Could someone jog my skills and explain to me roughly what the different pin rive modes are, the reference manual is pretty terse. For example, what is the different between "High" (high impedence) and "Disconnect", isn't that one and the same?! :P

I'm working with the pca10000 and would like to use the leds on it (setup to sink from Vcc). I guess I have to set pin (1) to turn them off, and clear (0) to turn on, right? Then which of the drive modes should I use? Also, is there a GPIO_LED_CONFIG macro for such led setup I missed?

Merci! Mike

  • This is correct I guess I have to set pin (1) to turn them off, and clear (0) to turn on. High is not meaning high impedance but "high" voltage - in the vicinity of VDD or a couple of volts. Normally also associated with logic 1. Admitted the terminology is very ambiguous and lack's standards and maybe just discipline.

    High drive means that the transistor pulling the signal level has high current drive capability i.e. it can deal with a lot of current without getting much voltage across. So it really should read "high current drive capabilty" So standard drive means it is a bit poorer at handling current, and the limit: disconnect: It does'nt even attempt to draw current.

    This applies for both the transistor which pulls the signal towards VDD and for the other pulling towards GND=0.

    To put fire to the idea: So you can have a high drive (current capabilty) transistor which dives the pin to low=0V! You can have a standard drive (capabilty) transistor which drives the pin to low. and so on - see the different combinations on page 59 in nRF51 Series Reference Manual v1.1. So for instance: the H0D1 high drive 0 and disconnect 1 is equivalent to the god old open collector or open drain output which you may have heard about.

    For your LED driver you would need to select either H0XX or S0XX. D0XX would definitely not light your LED. Most likely H0XX is required, but depend on the current requested.

    Does this clear things? Or ask again. D'rien henning

  • Thanks Henning, that clearly clears things up. So disconnect is effectively the high-impedance state?

    Catching up on ee lingo, Mike

  • well sort of. If you mean high-impedance state aka tri-state in old TTL jargon then not 100% the same because disconnect in nRF51 terms refers to one of the two output drive transistors being disconnected, but note that the other will be either standard or high drive capability, so unless the signal level they drive correspond to being off, you will not have high impedance at the pin. Example with the open collector i mentioned previously. The pull-up transistor is disconnected and the other may or may not be drawing current depending on the level driven at the port. (0=Transistor on, 1=Transistor off=> High impedance at pin.

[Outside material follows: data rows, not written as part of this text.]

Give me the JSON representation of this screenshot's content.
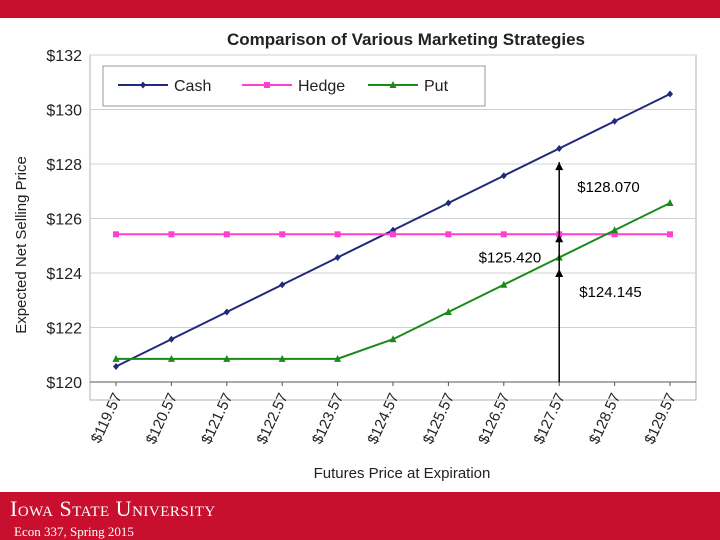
{
  "footer": {
    "university": "Iowa State University",
    "course": "Econ 337, Spring 2015"
  },
  "chart_data": {
    "type": "line",
    "title": "Comparison of Various Marketing Strategies",
    "xlabel": "Futures Price at Expiration",
    "ylabel": "Expected Net Selling Price",
    "categories": [
      "$119.57",
      "$120.57",
      "$121.57",
      "$122.57",
      "$123.57",
      "$124.57",
      "$125.57",
      "$126.57",
      "$127.57",
      "$128.57",
      "$129.57"
    ],
    "x": [
      119.57,
      120.57,
      121.57,
      122.57,
      123.57,
      124.57,
      125.57,
      126.57,
      127.57,
      128.57,
      129.57
    ],
    "y_ticks": [
      "$120",
      "$122",
      "$124",
      "$126",
      "$128",
      "$130",
      "$132"
    ],
    "ylim": [
      120,
      132
    ],
    "grid": "horizontal",
    "legend_position": "top-left",
    "series": [
      {
        "name": "Cash",
        "color": "#1f2a7a",
        "marker": "diamond",
        "values": [
          120.57,
          121.57,
          122.57,
          123.57,
          124.57,
          125.57,
          126.57,
          127.57,
          128.57,
          129.57,
          130.57
        ]
      },
      {
        "name": "Hedge",
        "color": "#ff3fd0",
        "marker": "square",
        "values": [
          125.42,
          125.42,
          125.42,
          125.42,
          125.42,
          125.42,
          125.42,
          125.42,
          125.42,
          125.42,
          125.42
        ]
      },
      {
        "name": "Put",
        "color": "#1a8a1a",
        "marker": "triangle",
        "values": [
          120.85,
          120.85,
          120.85,
          120.85,
          120.85,
          121.57,
          122.57,
          123.57,
          124.57,
          125.57,
          126.57
        ]
      }
    ],
    "annotations": [
      {
        "text": "$128.070",
        "x": 127.57,
        "y": 128.07
      },
      {
        "text": "$125.420",
        "x": 127.57,
        "y": 125.42
      },
      {
        "text": "$124.145",
        "x": 127.57,
        "y": 124.145
      }
    ]
  }
}
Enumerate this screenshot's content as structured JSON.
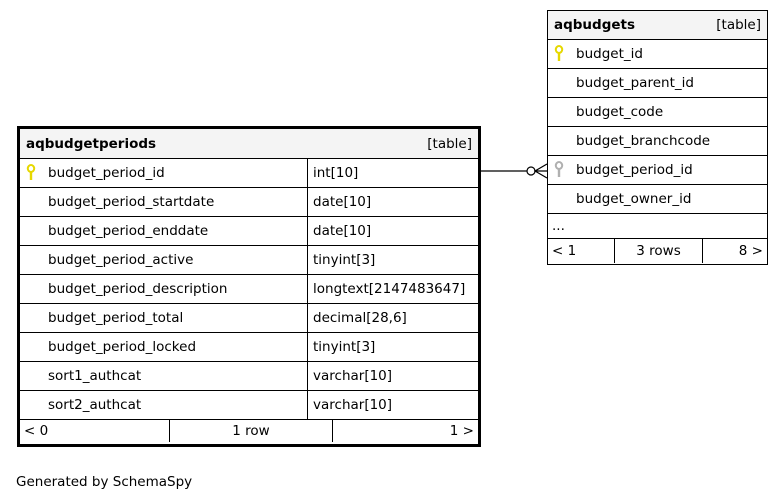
{
  "tables": [
    {
      "name": "aqbudgetperiods",
      "kind": "[table]",
      "columns": [
        {
          "name": "budget_period_id",
          "type": "int[10]",
          "key": "primary"
        },
        {
          "name": "budget_period_startdate",
          "type": "date[10]"
        },
        {
          "name": "budget_period_enddate",
          "type": "date[10]"
        },
        {
          "name": "budget_period_active",
          "type": "tinyint[3]"
        },
        {
          "name": "budget_period_description",
          "type": "longtext[2147483647]"
        },
        {
          "name": "budget_period_total",
          "type": "decimal[28,6]"
        },
        {
          "name": "budget_period_locked",
          "type": "tinyint[3]"
        },
        {
          "name": "sort1_authcat",
          "type": "varchar[10]"
        },
        {
          "name": "sort2_authcat",
          "type": "varchar[10]"
        }
      ],
      "footer": {
        "parents": "< 0",
        "rows": "1 row",
        "children": "1 >"
      }
    },
    {
      "name": "aqbudgets",
      "kind": "[table]",
      "columns": [
        {
          "name": "budget_id",
          "key": "primary"
        },
        {
          "name": "budget_parent_id"
        },
        {
          "name": "budget_code"
        },
        {
          "name": "budget_branchcode"
        },
        {
          "name": "budget_period_id",
          "key": "foreign"
        },
        {
          "name": "budget_owner_id"
        }
      ],
      "more": "...",
      "footer": {
        "parents": "< 1",
        "rows": "3 rows",
        "children": "8 >"
      }
    }
  ],
  "colors": {
    "primary_key": "#e6d800",
    "foreign_key": "#b0b0b0",
    "header_bg": "#f4f4f4"
  },
  "generated_by": "Generated by SchemaSpy"
}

    To stir up the mud a bit we have the pull-up and pull-down resistors as well. They mostly are relevant when the pin is in input mode, although I think you can enable them also on outputs. Combined with the mentioned open collector/drain topology, this can be useful if you have several outputs tied together in a wired-or/wired-and topology - gives you an or/and of all connected signals. This is the way the I2C bus works in fact-all parties must release the line before it is deemed free.

    henning For your LED use H0XX drive and no pull-up/down's, and you will be fine henning

  • Hello, sorry I didn't get why should we use standard drive in case it worse than high drive? Maybe it provides us better power consumption? how much better it will be?